C’est justement pour cette raison que la FMJDA perd 0.5 point dans notre classement, mais reste cependant stable au niveau de son classement avec une 4e place . C’est surtout grâce aux performances de ses jeunes pousses à l’instar de Sarah Sylva, Annabelle Laprovidence, Christiane Legentil et Jonathan Charlot — ces trois derniers ont été médaillés de bronze aux Championnats d’Afrique à Tana —  que la FMJDA tire son épingle du jeu.
Cette jeune génération avait, en effet, tenu la gageure lors des Internationaux de la Réunion et de Maurice en remportant six médailles d’or dans chacun de ces compétitions. Mais là où les choses n’ont pas vraiment marché fut lors des 8es Jeux des îles aux Seychelles. Des huit médailles d’or attendues de la troupe de Joseph Mounawah trois seulement ont été au rendez-vous, avec une grosse surprise venant du jeune judoka de Rose-Hill et protégé de l’ex-championne d’Afrique, Marie-Michèle St-Louis, Jonathan Charlot.
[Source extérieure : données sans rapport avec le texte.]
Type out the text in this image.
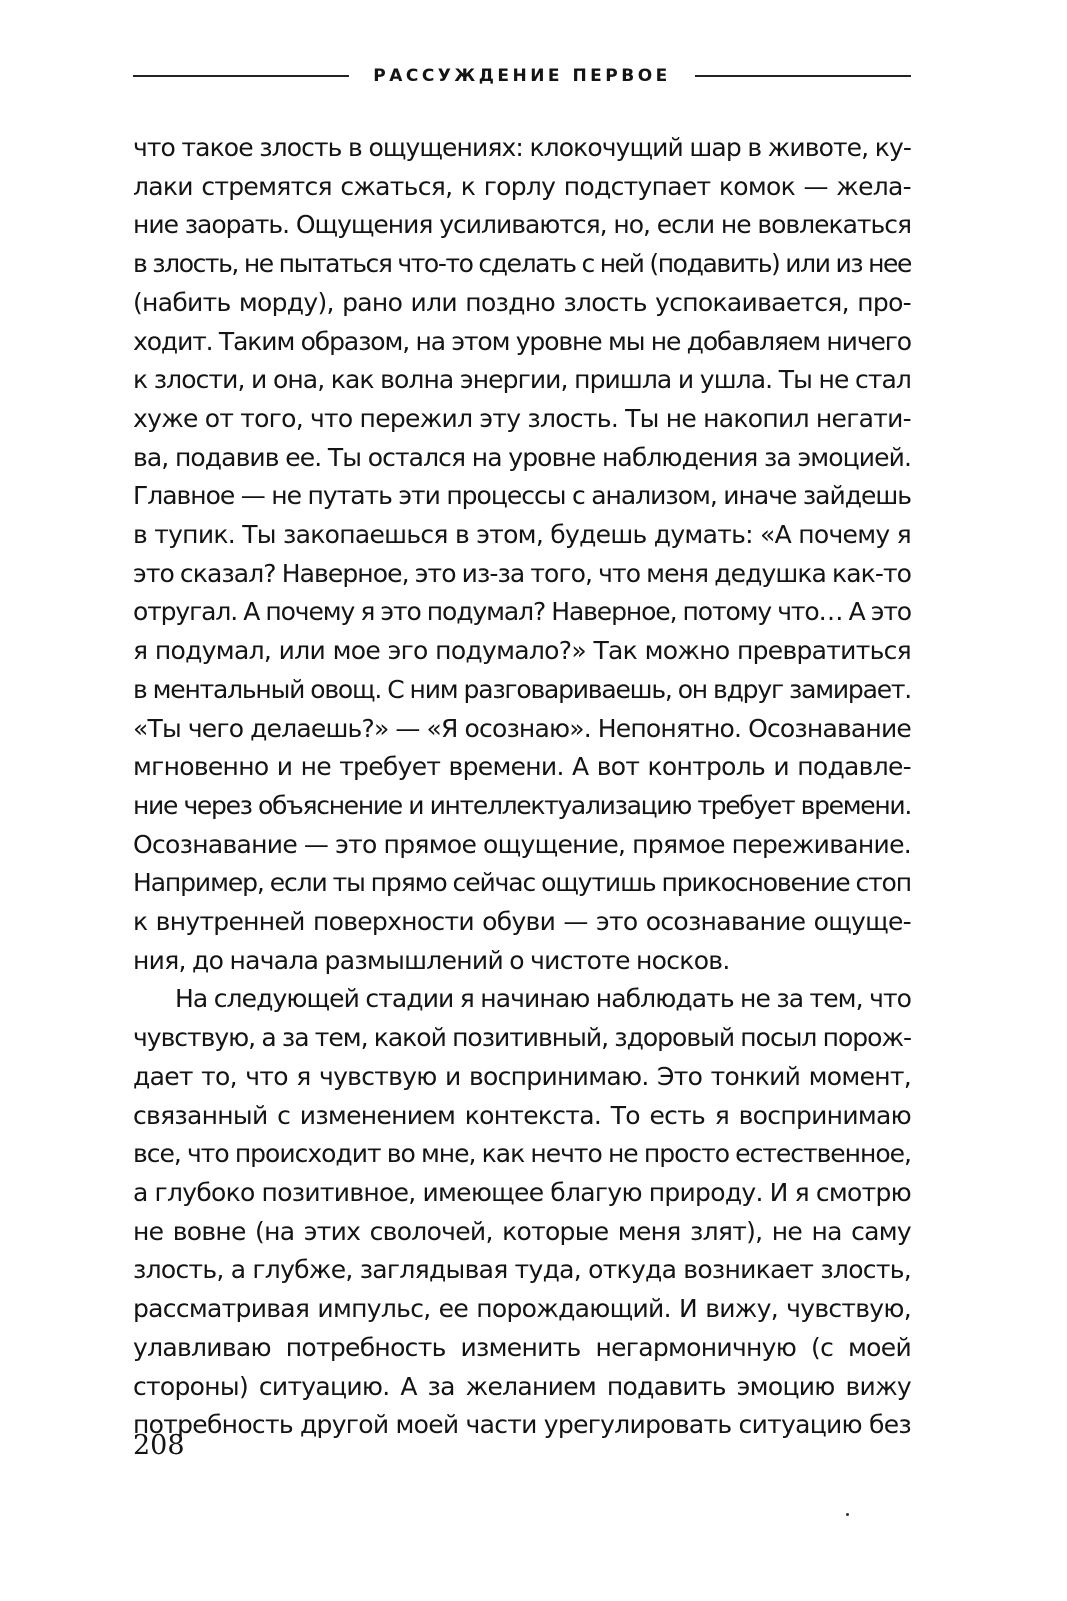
РАССУЖДЕНИЕ ПЕРВОЕ
что такое злость в ощущениях: клокочущий шар в животе, ку-
лаки стремятся сжаться, к горлу подступает комок — жела-
ние заорать. Ощущения усиливаются, но, если не вовлекаться
в злость, не пытаться что-то сделать с ней (подавить) или из нее
(набить морду), рано или поздно злость успокаивается, про-
ходит. Таким образом, на этом уровне мы не добавляем ничего
к злости, и она, как волна энергии, пришла и ушла. Ты не стал
хуже от того, что пережил эту злость. Ты не накопил негати-
ва, подавив ее. Ты остался на уровне наблюдения за эмоцией.
Главное — не путать эти процессы с анализом, иначе зайдешь
в тупик. Ты закопаешься в этом, будешь думать: «А почему я
это сказал? Наверное, это из-за того, что меня дедушка как-то
отругал. А почему я это подумал? Наверное, потому что… А это
я подумал, или мое эго подумало?» Так можно превратиться
в ментальный овощ. С ним разговариваешь, он вдруг замирает.
«Ты чего делаешь?» — «Я осознаю». Непонятно. Осознавание
мгновенно и не требует времени. А вот контроль и подавле-
ние через объяснение и интеллектуализацию требует времени.
Осознавание — это прямое ощущение, прямое переживание.
Например, если ты прямо сейчас ощутишь прикосновение стоп
к внутренней поверхности обуви — это осознавание ощуще-
ния, до начала размышлений о чистоте носков.
На следующей стадии я начинаю наблюдать не за тем, что
чувствую, а за тем, какой позитивный, здоровый посыл порож-
дает то, что я чувствую и воспринимаю. Это тонкий момент,
связанный с изменением контекста. То есть я воспринимаю
все, что происходит во мне, как нечто не просто естественное,
а глубоко позитивное, имеющее благую природу. И я смотрю
не вовне (на этих сволочей, которые меня злят), не на саму
злость, а глубже, заглядывая туда, откуда возникает злость,
рассматривая импульс, ее порождающий. И вижу, чувствую,
улавливаю потребность изменить негармоничную (с моей
стороны) ситуацию. А за желанием подавить эмоцию вижу
потребность другой моей части урегулировать ситуацию без
208
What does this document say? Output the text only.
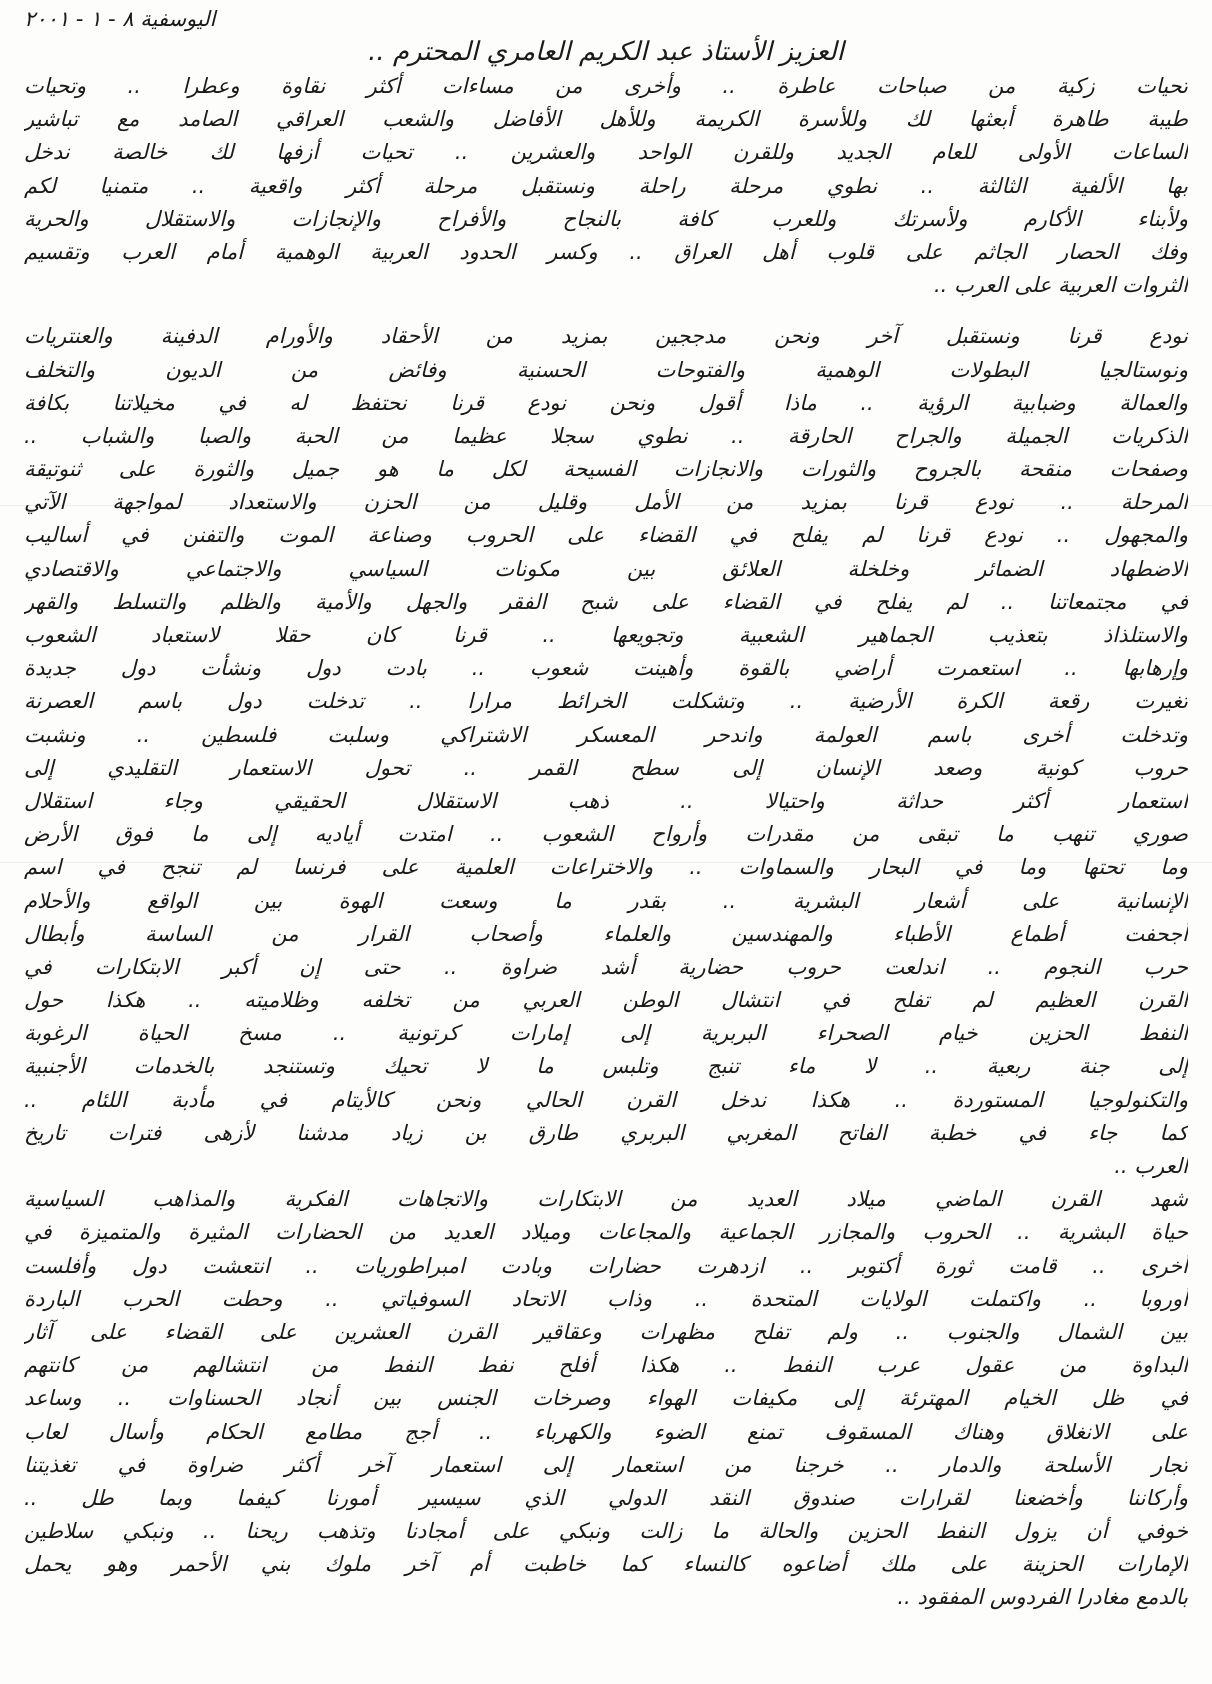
اليوسفية ٨ - ١ - ٢٠٠١
العزيز الأستاذ عبد الكريم العامري المحترم ..
تحيات زكية من صباحات عاطرة .. وأخرى من مساءات أكثر نقاوة وعطرا .. وتحيات
طيبة طاهرة أبعثها لك وللأسرة الكريمة وللأهل الأفاضل والشعب العراقي الصامد مع تباشير
الساعات الأولى للعام الجديد وللقرن الواحد والعشرين .. تحيات أزفها لك خالصة ندخل
بها الألفية الثالثة .. نطوي مرحلة راحلة ونستقبل مرحلة أكثر واقعية .. متمنيا لكم
ولأبناء الأكارم ولأسرتك وللعرب كافة بالنجاح والأفراح والإنجازات والاستقلال والحرية
وفك الحصار الجاثم على قلوب أهل العراق .. وكسر الحدود العربية الوهمية أمام العرب وتقسيم
الثروات العربية على العرب ..
نودع قرنا ونستقبل آخر ونحن مدججين بمزيد من الأحقاد والأورام الدفينة والعنتريات
ونوستالجيا البطولات الوهمية والفتوحات الحسنية وفائض من الديون والتخلف
والعمالة وضبابية الرؤية .. ماذا أقول ونحن نودع قرنا نحتفظ له في مخيلاتنا بكافة
الذكريات الجميلة والجراح الحارقة .. نطوي سجلا عظيما من الحبة والصبا والشباب ..
وصفحات منقحة بالجروح والثورات والانجازات الفسيحة لكل ما هو جميل والثورة على ثنوتيقة
المرحلة .. نودع قرنا بمزيد من الأمل وقليل من الحزن والاستعداد لمواجهة الآتي
والمجهول .. نودع قرنا لم يفلح في القضاء على الحروب وصناعة الموت والتفنن في أساليب
الاضطهاد الضمائر وخلخلة العلائق بين مكونات السياسي والاجتماعي والاقتصادي
في مجتمعاتنا .. لم يفلح في القضاء على شبح الفقر والجهل والأمية والظلم والتسلط والقهر
والاستلذاذ بتعذيب الجماهير الشعبية وتجويعها .. قرنا كان حقلا لاستعباد الشعوب
وإرهابها .. استعمرت أراضي بالقوة وأهينت شعوب .. بادت دول ونشأت دول جديدة
تغيرت رقعة الكرة الأرضية .. وتشكلت الخرائط مرارا .. تدخلت دول باسم العصرنة
وتدخلت أخرى باسم العولمة واندحر المعسكر الاشتراكي وسلبت فلسطين .. ونشبت
حروب كونية وصعد الإنسان إلى سطح القمر .. تحول الاستعمار التقليدي إلى
استعمار أكثر حداثة واحتيالا .. ذهب الاستقلال الحقيقي وجاء استقلال
صوري تنهب ما تبقى من مقدرات وأرواح الشعوب .. امتدت أياديه إلى ما فوق الأرض
وما تحتها وما في البحار والسماوات .. والاختراعات العلمية على فرنسا لم تنجح في اسم
الإنسانية على أشعار البشرية .. بقدر ما وسعت الهوة بين الواقع والأحلام
أجحفت أطماع الأطباء والمهندسين والعلماء وأصحاب القرار من الساسة وأبطال
حرب النجوم .. اندلعت حروب حضارية أشد ضراوة .. حتى إن أكبر الابتكارات في
القرن العظيم لم تفلح في انتشال الوطن العربي من تخلفه وظلاميته .. هكذا حول
النفط الحزين خيام الصحراء البربرية إلى إمارات كرتونية .. مسخ الحياة الرغوبة
إلى جنة ربعية .. لا ماء تنبج وتلبس ما لا تحيك وتستنجد بالخدمات الأجنبية
والتكنولوجيا المستوردة .. هكذا ندخل القرن الحالي ونحن كالأيتام في مأدبة اللئام ..
كما جاء في خطبة الفاتح المغربي البربري طارق بن زياد مدشنا لأزهى فترات تاريخ
العرب ..
شهد القرن الماضي ميلاد العديد من الابتكارات والاتجاهات الفكرية والمذاهب السياسية
حياة البشرية .. الحروب والمجازر الجماعية والمجاعات وميلاد العديد من الحضارات المثيرة والمتميزة في
أخرى .. قامت ثورة أكتوبر .. ازدهرت حضارات وبادت امبراطوريات .. انتعشت دول وأفلست
أوروبا .. واكتملت الولايات المتحدة .. وذاب الاتحاد السوفياتي .. وحطت الحرب الباردة
بين الشمال والجنوب .. ولم تفلح مظهرات وعقاقير القرن العشرين على القضاء على آثار
البداوة من عقول عرب النفط .. هكذا أفلح نفط النفط من انتشالهم من كانتهم
في ظل الخيام المهترئة إلى مكيفات الهواء وصرخات الجنس بين أنجاد الحسناوات .. وساعد
على الانغلاق وهناك المسقوف تمنع الضوء والكهرباء .. أجج مطامع الحكام وأسال لعاب
تجار الأسلحة والدمار .. خرجنا من استعمار إلى استعمار آخر أكثر ضراوة في تغذيتنا
وأركاننا وأخضعنا لقرارات صندوق النقد الدولي الذي سيسير أمورنا كيفما وبما طل ..
خوفي أن يزول النفط الحزين والحالة ما زالت ونبكي على أمجادنا وتذهب ريحنا .. ونبكي سلاطين
الإمارات الحزينة على ملك أضاعوه كالنساء كما خاطبت أم آخر ملوك بني الأحمر وهو يحمل
بالدمع مغادرا الفردوس المفقود ..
Sa médaille d’argent avait donné de la couleur à cette équipe et laisse aussi planer de l’espoir sur toute une discipline. Reste qu’il y a tout un travail de construction voire de consolidation à faire autour de cette discipline. D’abord le président, Rashid Jhurry et son équipe sont dans l’obligation de trouver, enfin, une solution au remplacement de Joseph Mounawah. Le désire de ce dernier de quitter la scène ne peut toujours pas être comblé du fait d’une absence de soutien de qualité.
Au niveau de la gestion de la FMJDA, on notera que les choses n’ont pas changé. Même si l’adage dit on ne change pas une équipe qui gagne, la question est de savoir si cette discipline, à l’aube d’une nouvelle ère, peut encore se reposer sur une personne?
La réponse est certainement non et si la FMJDA veut s’assurer un avenir, il a tout intérêt à revoir certains de ses fondamentaux. Voire même certains de ses acquis, le geste ne pourra qu’être révélateur.